L’ Akitora Junmai Ginjo indossa un’etichetta, fatta con la tipica carta Washi, molto caratterizzante anche grazie alla tigre che vi è effigiata. Questo sake viene prodotto con il metodo Sokujo e vede una sbramatura del chicco al 50% da varietà autoctone di riso provenienti da aree incontaminate della prefettura, precisamente dalle aree montane del Godaisan, come ad esempio il Matsuyama-Mii, e che possono cambiare a seconda dei fattori climatici e di maturazione annuali, senza mai mutare il suo evidente profilo: brio, aroma profondo e grande impatto gustativo. Dunque da tutto ciò si evince una grande volontà di Arimitsu di interpretare il raccolto del riso e dunque l’annata. Il sake in degustazione è stato prodotto nel 2019 ed imbottigliato nel mese di febbraio di quest’anno, ricavato in questa edizione dal più tipico riso locale: il Tosa-Nishiki. Dal colore giallo paglierino molto tenue, consistenza corposa e densa, questo sake si presenta all’olfatto con sentori di banana, papaya disidratata, lieve nota di litchi, floreale da biancospino, marshmallow ed una nota vegetale da daikon; si fa bere quasi come un Daiginjo e, considerato l’assaggio in room temperature, rivela grandezza da fuoriclasse: in bocca quasi stravolge quanto avvertito olfattivamente, confermando sì il fruttato di banana, le note vegetali di daikon ed una certa florealità, ma evidenziando il cerealicolo di riso in almeno tre diverse intensità. Il sorso è agile e voluttuoso allo stesso tempo grazie alle note morbide, quasi gliceriche, alla freschezza, alla sapidità e l’umami, il tutto per una pai (persistenza aromatica intensa, ndr) molto interessante ed un grande equilibrio.

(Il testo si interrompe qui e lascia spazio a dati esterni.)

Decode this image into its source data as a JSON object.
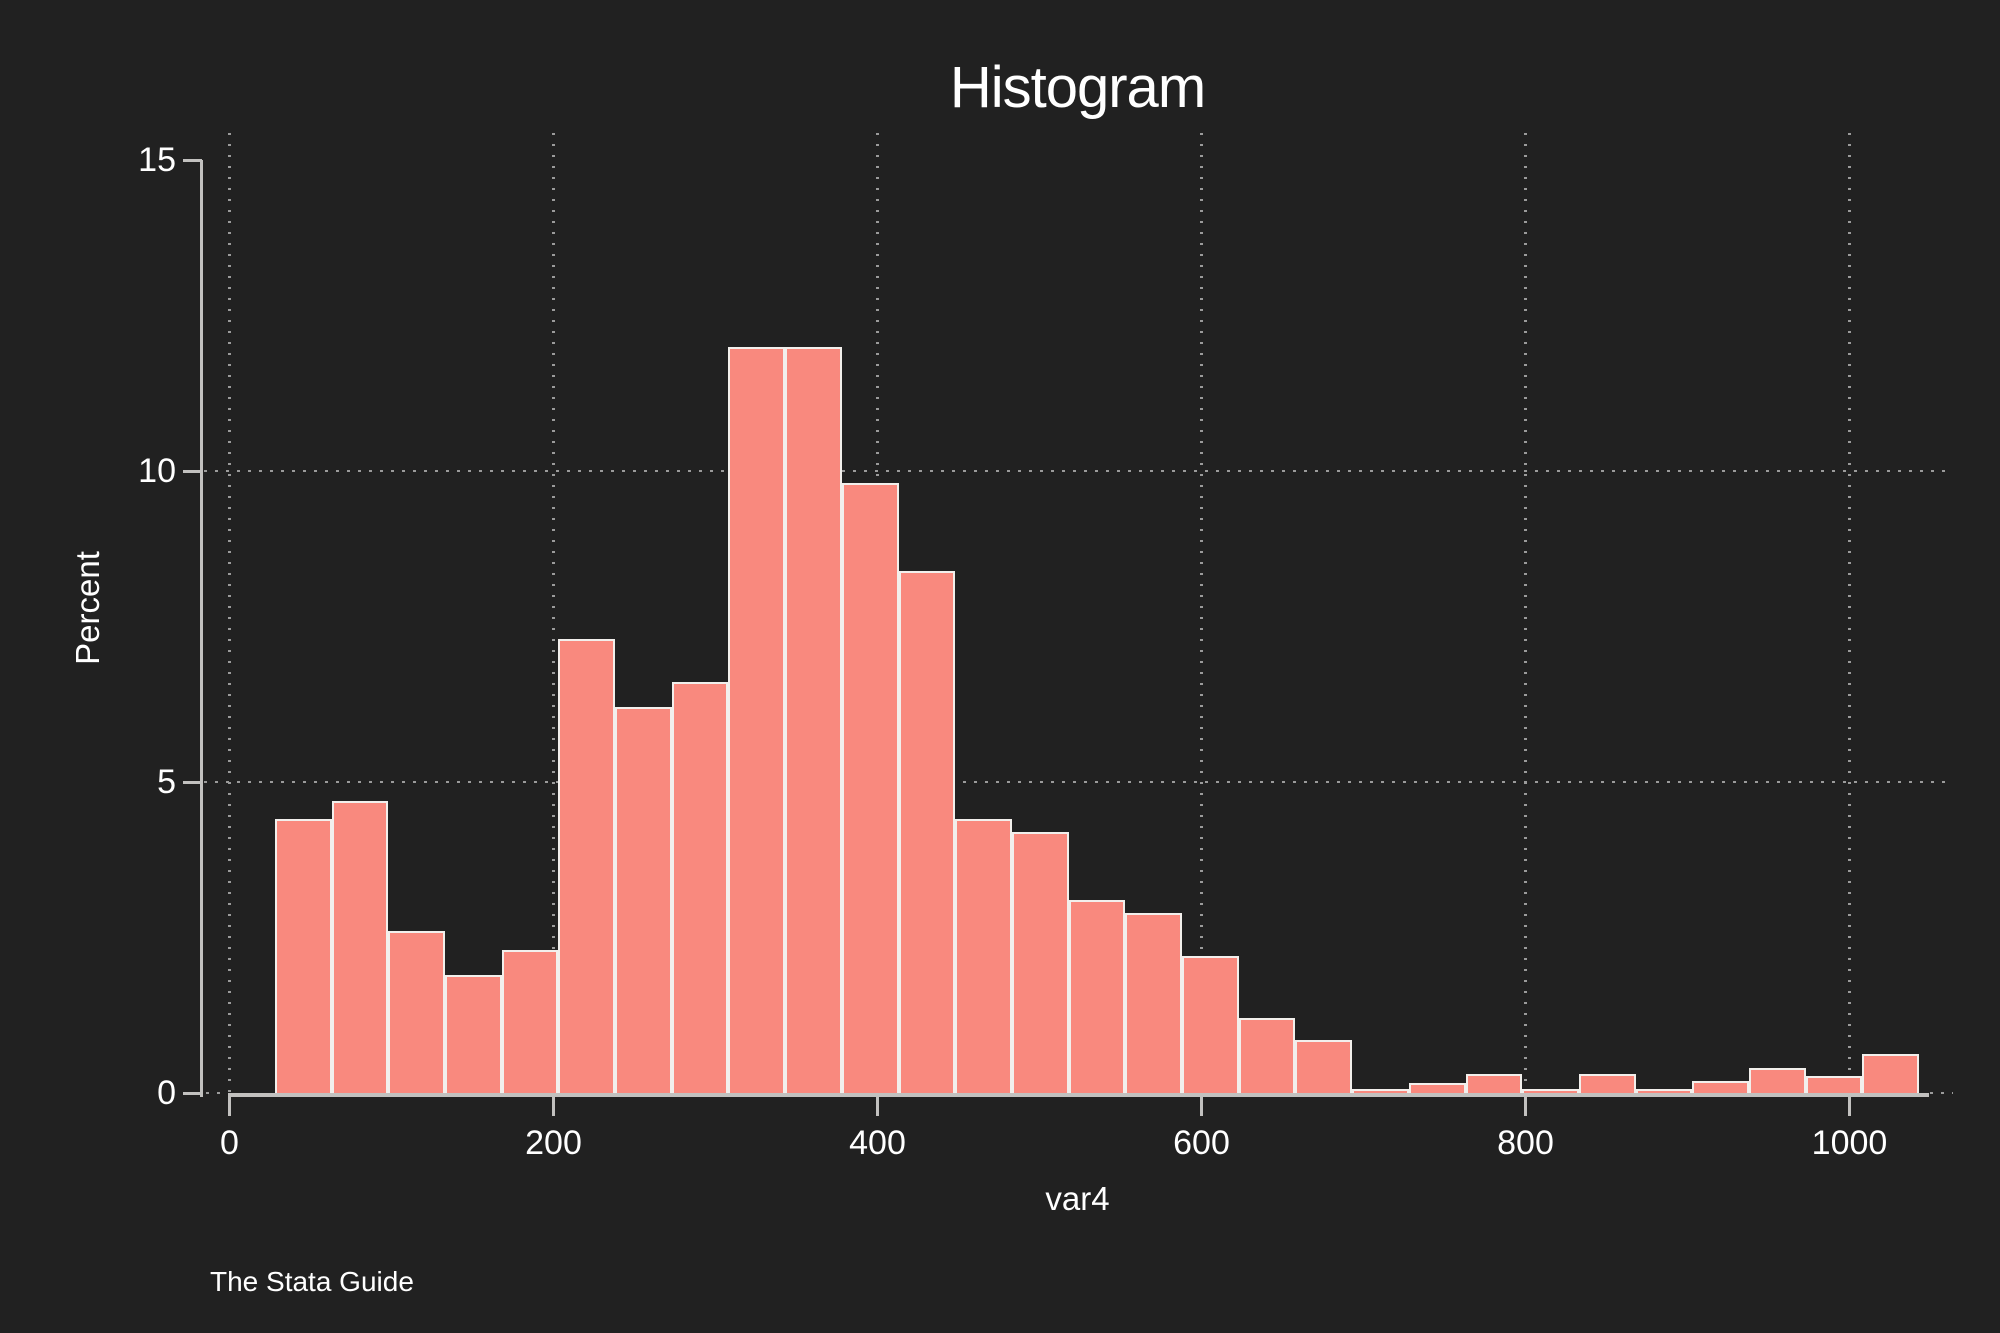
{
  "title": "Histogram",
  "caption": "The Stata Guide",
  "axes": {
    "x_label": "var4",
    "y_label": "Percent"
  },
  "chart_data": {
    "type": "bar",
    "subtype": "histogram",
    "title": "Histogram",
    "xlabel": "var4",
    "ylabel": "Percent",
    "x_ticks": [
      0,
      200,
      400,
      600,
      800,
      1000
    ],
    "y_ticks": [
      0,
      5,
      10,
      15
    ],
    "xlim": [
      0,
      1048
    ],
    "ylim": [
      0,
      15.4
    ],
    "grid": {
      "h_lines": [
        5,
        10
      ],
      "v_lines_at_x_ticks": true,
      "style": "dotted"
    },
    "legend": "none",
    "bin_start": 28,
    "bin_width": 35,
    "values_percent": [
      4.4,
      4.7,
      2.6,
      1.9,
      2.3,
      7.3,
      6.2,
      6.6,
      12,
      12,
      9.8,
      8.4,
      4.4,
      4.2,
      3.1,
      2.9,
      2.2,
      1.2,
      0.85,
      0.07,
      0.16,
      0.3,
      0.07,
      0.3,
      0.07,
      0.2,
      0.4,
      0.28,
      0.63
    ],
    "colors": {
      "background": "#212121",
      "bar_fill": "#f9897e",
      "bar_edge": "#f2efec",
      "axis": "#c2c1bf",
      "grid_dots": "#9b9b9b",
      "text": "#ffffff"
    }
  }
}
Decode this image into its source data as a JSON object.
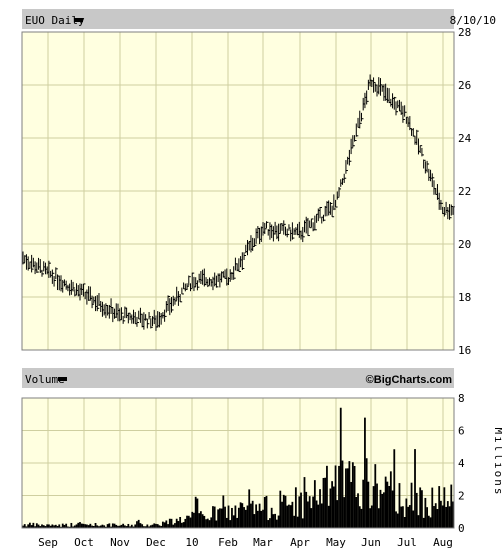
{
  "header": {
    "symbol_label": "EUO Daily",
    "date_label": "8/10/10",
    "volume_label": "Volume",
    "watermark": "©BigCharts.com"
  },
  "colors": {
    "panel_bg": "#ffffe0",
    "header_bg": "#c8c8c8",
    "grid": "#cfcfa0",
    "price_bar": "#000000",
    "volume_bar": "#000000"
  },
  "chart_data": [
    {
      "type": "line",
      "title": "EUO Daily",
      "subtitle": "8/10/10",
      "xlabel": "",
      "ylabel": "",
      "x_tick_labels": [
        "Sep",
        "Oct",
        "Nov",
        "Dec",
        "10",
        "Feb",
        "Mar",
        "Apr",
        "May",
        "Jun",
        "Jul",
        "Aug"
      ],
      "ylim": [
        16,
        28
      ],
      "y_ticks": [
        16,
        18,
        20,
        22,
        24,
        26,
        28
      ],
      "grid": true,
      "series": [
        {
          "x": [
            "Aug",
            "Sep",
            "Oct",
            "Nov",
            "Dec",
            "10",
            "Feb",
            "Mar",
            "Apr",
            "May",
            "Jun",
            "Jul",
            "Aug"
          ],
          "values": [
            19.5,
            18.9,
            18.1,
            17.3,
            17.1,
            18.6,
            18.7,
            20.6,
            20.4,
            21.5,
            26.2,
            24.8,
            21.3
          ]
        }
      ]
    },
    {
      "type": "area",
      "title": "Volume",
      "ylabel": "Millions",
      "ylim": [
        0,
        8
      ],
      "y_ticks": [
        0,
        2,
        4,
        6,
        8
      ],
      "grid": true,
      "series": [
        {
          "x": [
            "Aug",
            "Sep",
            "Oct",
            "Nov",
            "Dec",
            "10",
            "Feb",
            "Mar",
            "Apr",
            "May",
            "Jun",
            "Jul",
            "Aug"
          ],
          "values": [
            0.2,
            0.15,
            0.2,
            0.15,
            0.2,
            0.6,
            0.9,
            1.1,
            1.3,
            2.5,
            2.4,
            1.6,
            1.5
          ]
        }
      ]
    }
  ]
}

Ottimo con l’ostrica Tsarskaya viste le sue carni consistenti e tendenzialmente dolci che ben si abbinano alla sua sapidità ed umami, elegante sia con dei tagliolini con crema di burrata e tartufo bianco che con l’aragosta alla Thermidor poiché il filo conduttore è costituito dalla piacevole acidità ed alla pai che sanno tenere testa alla cremosità dei formaggi di preparazione e quindi all’aromaticità del tubero per la pasta e del brandy per il crostaceo, intrigante con un Wagyu Ribeye alla piastra con verdure di stagione poiché l’avvolgenza glicerica e la freschezza, oltre che l’aroma di questo grande Junmai Ginjo ben si confanno con la marezzatura di queste pregiate e tenerissime carni. Gli abbinamenti sono coerenti con un sake ricco e vibrante, che tutto corona con intensità superlativa.

Bio.

Gaetano Cataldo. Salernitano, classe del ’74, enogastronomo. Una vita professionale vissuta in parallelo tra passioni liquide: il Vino e il Mare. Gaetano ha conseguito il titolo di ufficiale di navigazione girando il mondo in lungo ed in largo su cargo, velieri e luxury yacht ma ha anche militato giovanissimo nella ristorazione prima in Italia, poi in Repubblica Dominicana, quindi a bordo di navi da crociera. Sommelier professionista di scuola Ais e Degustatore Tecnico di Salumi, ha conseguito un Master professionale in Food & Beverage Management, si occupa di consulenze, formazione e comunicazione per Cantine e Ristoranti, ha scritto per Vitae e continua a farlo per Onas Review e Mediterranea Online, la sua rivista del cuore nonché media partner unico in Italia per il Concorso Mondiale di Bruxelles. Da quando è diventato Sake Sommelier giura che Dioniso è stato anche in Giappone.